Patients with diabetes mellitus are considered to be at increased risk for infections and often experience more serious and prolonged infections. Defects in neutrophil microbicidal function have been identified in diabetic patients and are believed to contribute to this problem. Neutrophil apoptosis or programmed cell death regulates functional longevity, and is an integral component of inflammation and its resolution. It remains unknown whether neutrophils from diabetic patients demonstrate defects in apoptosis.
Neutrophils from diabetic patients have defects in spontaneous and/or endotoxin (lipopolysaccharide [LPS])–induced apoptosis.

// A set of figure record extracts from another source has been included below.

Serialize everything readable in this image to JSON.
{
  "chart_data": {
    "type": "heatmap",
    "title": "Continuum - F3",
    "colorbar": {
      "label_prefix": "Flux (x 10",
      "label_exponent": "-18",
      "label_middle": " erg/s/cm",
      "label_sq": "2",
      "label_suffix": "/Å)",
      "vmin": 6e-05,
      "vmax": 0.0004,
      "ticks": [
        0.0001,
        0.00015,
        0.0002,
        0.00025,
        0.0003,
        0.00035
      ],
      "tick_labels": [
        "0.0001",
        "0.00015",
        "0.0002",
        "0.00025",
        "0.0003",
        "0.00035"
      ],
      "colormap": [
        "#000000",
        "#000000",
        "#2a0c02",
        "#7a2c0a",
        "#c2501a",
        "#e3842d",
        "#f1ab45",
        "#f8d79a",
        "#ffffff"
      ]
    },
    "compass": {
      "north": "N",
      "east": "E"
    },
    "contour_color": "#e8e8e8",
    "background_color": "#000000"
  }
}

Peripheral venous blood samples were collected from healthy volunteers and insulin-dependent diabetic patients to harvest neutrophils for in vitro study.
Interventions and Main Outcome Measures
Neutrophils were cultured for 0 and 24 hours in the absence and presence of LPS. Normal neutrophils were also cultured under conditions of normal or high glucose concentration. Percentage of apoptotic cells was determined by flow cytometry.

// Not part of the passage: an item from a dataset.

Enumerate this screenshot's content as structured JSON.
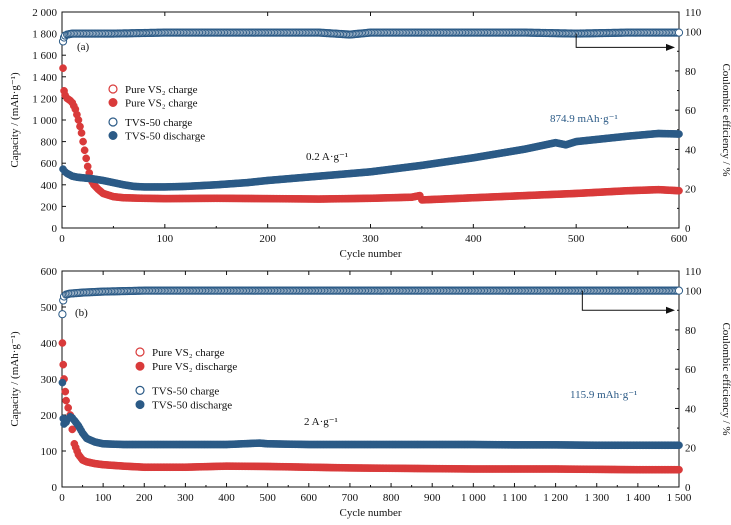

Normal neutrophils undergo significant apoptosis after 24 hours, and the percentage of apoptotic cells is reduced in the presence of LPS. Diabetic neutrophils undergo normal spontaneous apoptosis, but do not demonstrate LPS-induced inhibition of apoptosis. The LPS-induced inhibition of apoptosis in normal neutrophils is prevented under high-glucose conditions.

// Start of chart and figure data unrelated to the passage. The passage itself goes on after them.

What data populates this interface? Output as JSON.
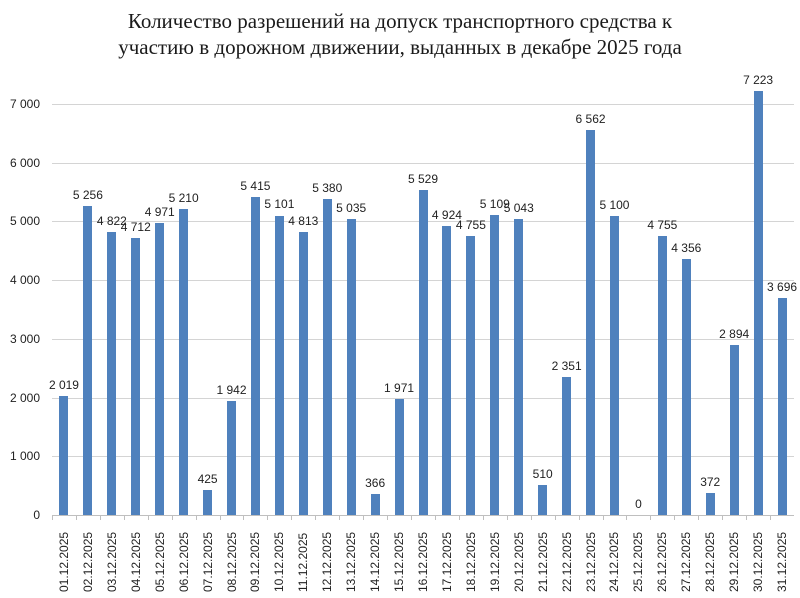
{
  "chart_data": {
    "type": "bar",
    "title": "Количество разрешений на допуск транспортного средства к участию в дорожном движении, выданных в декабре 2025 года",
    "title_lines": [
      "Количество разрешений на допуск транспортного средства к",
      "участию в дорожном движении, выданных в декабре 2025 года"
    ],
    "xlabel": "",
    "ylabel": "",
    "ylim": [
      0,
      7000
    ],
    "yticks": [
      0,
      1000,
      2000,
      3000,
      4000,
      5000,
      6000,
      7000
    ],
    "ytick_labels": [
      "0",
      "1 000",
      "2 000",
      "3 000",
      "4 000",
      "5 000",
      "6 000",
      "7 000"
    ],
    "grid": true,
    "legend": null,
    "bar_color": "#4f81bd",
    "categories": [
      "01.12.2025",
      "02.12.2025",
      "03.12.2025",
      "04.12.2025",
      "05.12.2025",
      "06.12.2025",
      "07.12.2025",
      "08.12.2025",
      "09.12.2025",
      "10.12.2025",
      "11.12.2025",
      "12.12.2025",
      "13.12.2025",
      "14.12.2025",
      "15.12.2025",
      "16.12.2025",
      "17.12.2025",
      "18.12.2025",
      "19.12.2025",
      "20.12.2025",
      "21.12.2025",
      "22.12.2025",
      "23.12.2025",
      "24.12.2025",
      "25.12.2025",
      "26.12.2025",
      "27.12.2025",
      "28.12.2025",
      "29.12.2025",
      "30.12.2025",
      "31.12.2025"
    ],
    "values": [
      2019,
      5256,
      4822,
      4712,
      4971,
      5210,
      425,
      1942,
      5415,
      5101,
      4813,
      5380,
      5035,
      366,
      1971,
      5529,
      4924,
      4755,
      5109,
      5043,
      510,
      2351,
      6562,
      5100,
      0,
      4755,
      4356,
      372,
      2894,
      7223,
      3696
    ],
    "value_labels": [
      "2 019",
      "5 256",
      "4 822",
      "4 712",
      "4 971",
      "5 210",
      "425",
      "1 942",
      "5 415",
      "5 101",
      "4 813",
      "5 380",
      "5 035",
      "366",
      "1 971",
      "5 529",
      "4 924",
      "4 755",
      "5 109",
      "5 043",
      "510",
      "2 351",
      "6 562",
      "5 100",
      "0",
      "4 755",
      "4 356",
      "372",
      "2 894",
      "7 223",
      "3 696"
    ]
  }
}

Neutrophils from diabetic patients demonstrated defects in LPS-induced apoptosis. High-glucose environment may mediate these findings. The inability of diabetic neutrophils to reduce apoptosis following LPS exposure resulted in relatively increased apoptosis. This would cause decreased functional longevity of neutrophils and increased neutrophil clearance from infectious sites, possibly contributing to the increased susceptibility and severity of infections in diabetic patients.